Our eldest son Oliver is now living and working in Japan. And when I say Japan, I don’t mean Japan= Tokyo; as in China= Shanghai or Italy= Rome– each of them huge, sprawling international versions of each other where you’ll always be close to a Starbucks. For the next two years, his home is a small city, Esashi, population 8000, give or take, in Hokkaido. He has a government-sponsored job with the local school district, tasked with raising the capacity for English-speaking among teachers, students and the wider community. He’ll learn invaluable lessons that come with having any job, and working out the flow between personal expression and the expectations of his employers. But his primary reason for being there, he is clear, is to become fluent in Japanese, as this is critical for his future career as an academic. He’d completed two years of learning Japanese at the University of Denver, but there is a difference between classroom learning and an immersion in the culture.
So the other day we were speaking on Line (the Japanese text/voice app), and I asked him how his Japanese was coming along.
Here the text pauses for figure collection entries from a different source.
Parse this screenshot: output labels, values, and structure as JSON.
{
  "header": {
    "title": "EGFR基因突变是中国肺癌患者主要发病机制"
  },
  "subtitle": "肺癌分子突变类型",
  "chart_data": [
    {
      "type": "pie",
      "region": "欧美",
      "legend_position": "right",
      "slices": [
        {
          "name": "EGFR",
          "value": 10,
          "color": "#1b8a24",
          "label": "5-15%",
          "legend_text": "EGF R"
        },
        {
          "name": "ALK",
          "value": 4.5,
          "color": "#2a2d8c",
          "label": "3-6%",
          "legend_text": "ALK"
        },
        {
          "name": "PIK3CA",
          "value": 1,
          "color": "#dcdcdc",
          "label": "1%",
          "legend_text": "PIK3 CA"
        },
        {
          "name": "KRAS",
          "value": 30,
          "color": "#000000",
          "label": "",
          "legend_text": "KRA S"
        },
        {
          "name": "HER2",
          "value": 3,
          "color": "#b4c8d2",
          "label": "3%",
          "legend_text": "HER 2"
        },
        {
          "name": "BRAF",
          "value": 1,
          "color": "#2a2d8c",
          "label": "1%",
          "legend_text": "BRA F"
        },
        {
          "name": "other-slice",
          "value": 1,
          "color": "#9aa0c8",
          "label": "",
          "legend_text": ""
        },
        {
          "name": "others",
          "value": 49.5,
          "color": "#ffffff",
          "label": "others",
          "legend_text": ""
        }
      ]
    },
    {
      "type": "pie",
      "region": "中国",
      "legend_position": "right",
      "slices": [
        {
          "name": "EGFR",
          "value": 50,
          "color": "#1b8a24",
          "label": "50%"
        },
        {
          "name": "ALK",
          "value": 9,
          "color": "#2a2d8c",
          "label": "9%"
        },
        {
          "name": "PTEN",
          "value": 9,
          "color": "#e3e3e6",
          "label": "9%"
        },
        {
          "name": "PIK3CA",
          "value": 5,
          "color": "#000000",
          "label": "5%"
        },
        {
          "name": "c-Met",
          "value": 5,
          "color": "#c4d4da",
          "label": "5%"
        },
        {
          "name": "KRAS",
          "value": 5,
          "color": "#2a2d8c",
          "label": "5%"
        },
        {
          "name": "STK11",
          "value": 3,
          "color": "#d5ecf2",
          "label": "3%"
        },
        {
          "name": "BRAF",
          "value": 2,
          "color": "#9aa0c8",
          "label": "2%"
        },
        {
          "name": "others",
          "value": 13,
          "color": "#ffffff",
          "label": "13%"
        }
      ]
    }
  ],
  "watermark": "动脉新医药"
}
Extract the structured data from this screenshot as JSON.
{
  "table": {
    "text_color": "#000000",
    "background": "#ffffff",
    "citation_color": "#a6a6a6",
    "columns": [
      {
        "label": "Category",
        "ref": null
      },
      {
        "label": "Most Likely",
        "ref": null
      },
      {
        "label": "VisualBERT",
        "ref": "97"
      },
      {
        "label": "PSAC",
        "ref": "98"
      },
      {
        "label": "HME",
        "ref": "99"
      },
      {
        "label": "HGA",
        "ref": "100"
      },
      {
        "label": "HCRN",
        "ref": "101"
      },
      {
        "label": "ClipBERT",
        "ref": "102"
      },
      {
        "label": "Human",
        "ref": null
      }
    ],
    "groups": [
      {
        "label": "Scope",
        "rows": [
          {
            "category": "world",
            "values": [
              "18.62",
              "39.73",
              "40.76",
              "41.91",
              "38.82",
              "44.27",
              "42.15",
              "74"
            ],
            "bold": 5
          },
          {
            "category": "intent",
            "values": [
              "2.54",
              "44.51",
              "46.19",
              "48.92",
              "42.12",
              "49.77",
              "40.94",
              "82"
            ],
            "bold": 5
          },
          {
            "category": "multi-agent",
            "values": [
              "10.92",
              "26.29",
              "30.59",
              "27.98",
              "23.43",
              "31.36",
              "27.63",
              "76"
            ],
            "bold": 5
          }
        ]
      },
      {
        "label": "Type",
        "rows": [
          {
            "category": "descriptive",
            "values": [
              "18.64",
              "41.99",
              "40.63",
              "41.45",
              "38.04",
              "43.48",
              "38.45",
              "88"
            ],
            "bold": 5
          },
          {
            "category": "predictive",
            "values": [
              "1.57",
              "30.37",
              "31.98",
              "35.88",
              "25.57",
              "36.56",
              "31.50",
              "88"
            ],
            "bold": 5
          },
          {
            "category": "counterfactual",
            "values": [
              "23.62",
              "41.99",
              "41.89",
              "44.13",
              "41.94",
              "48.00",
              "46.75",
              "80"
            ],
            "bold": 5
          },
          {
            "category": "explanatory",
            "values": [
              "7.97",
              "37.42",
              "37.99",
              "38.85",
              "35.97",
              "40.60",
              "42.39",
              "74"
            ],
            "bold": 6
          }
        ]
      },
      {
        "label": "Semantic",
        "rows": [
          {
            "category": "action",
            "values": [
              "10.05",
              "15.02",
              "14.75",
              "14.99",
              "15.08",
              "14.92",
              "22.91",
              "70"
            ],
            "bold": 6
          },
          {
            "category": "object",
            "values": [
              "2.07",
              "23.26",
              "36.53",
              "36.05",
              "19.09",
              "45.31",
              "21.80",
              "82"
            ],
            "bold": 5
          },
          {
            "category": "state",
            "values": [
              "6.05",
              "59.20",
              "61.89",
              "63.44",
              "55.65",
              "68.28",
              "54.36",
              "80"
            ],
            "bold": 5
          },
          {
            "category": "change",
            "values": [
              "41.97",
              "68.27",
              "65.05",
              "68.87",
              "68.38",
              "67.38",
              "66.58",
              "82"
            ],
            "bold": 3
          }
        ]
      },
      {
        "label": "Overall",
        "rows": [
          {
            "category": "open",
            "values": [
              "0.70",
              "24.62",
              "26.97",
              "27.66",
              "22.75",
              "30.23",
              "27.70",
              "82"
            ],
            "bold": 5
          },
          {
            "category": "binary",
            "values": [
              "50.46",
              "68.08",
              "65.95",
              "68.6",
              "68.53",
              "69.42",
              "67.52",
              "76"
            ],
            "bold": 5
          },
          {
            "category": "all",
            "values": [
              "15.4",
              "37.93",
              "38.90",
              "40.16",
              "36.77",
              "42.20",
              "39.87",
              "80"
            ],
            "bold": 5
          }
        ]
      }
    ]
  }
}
He told me the story of having a conversation recently with someone in the community about something they needed to make a decision together on, I can’t recall the details. But I do remember Ollie explaining the difference between what’s going on regularly for him now, compared with his travels through Europe in his ‘gap year’ (strange term, ’gap,’ for a year that had so much richness in it!). And here is the difference he shared with me: that when his Japanese is not good enough to produce an easy understanding in his audience, he can’t expect there’ll be a fallback like when he was in Germany, for example. That when his German was not good enough, his German counterparts would always be able to slip into near-perfect English and rescue the conversation. Where he is in Japan, there is no such fallback available. His Japanese halts, and his Japanese counterparts have almost zero English.
And so what occurs then is patience, and persistence, and a desire to somehow connect, despite the lack of technically correct language. They make a subtle agreement that they will find a way forward, together. That connection will matter more than the reasons to have a problem.
In other words, there is unconditional communication, driven by empathy and creativity, and care.
And that’s part of my vision for this thing I call unconditional communication. Because the alternative, which is two smart minds, defending their own egos by labeling and judging the other, explaining why reality should be different than it is. All that, I’m so tired of it.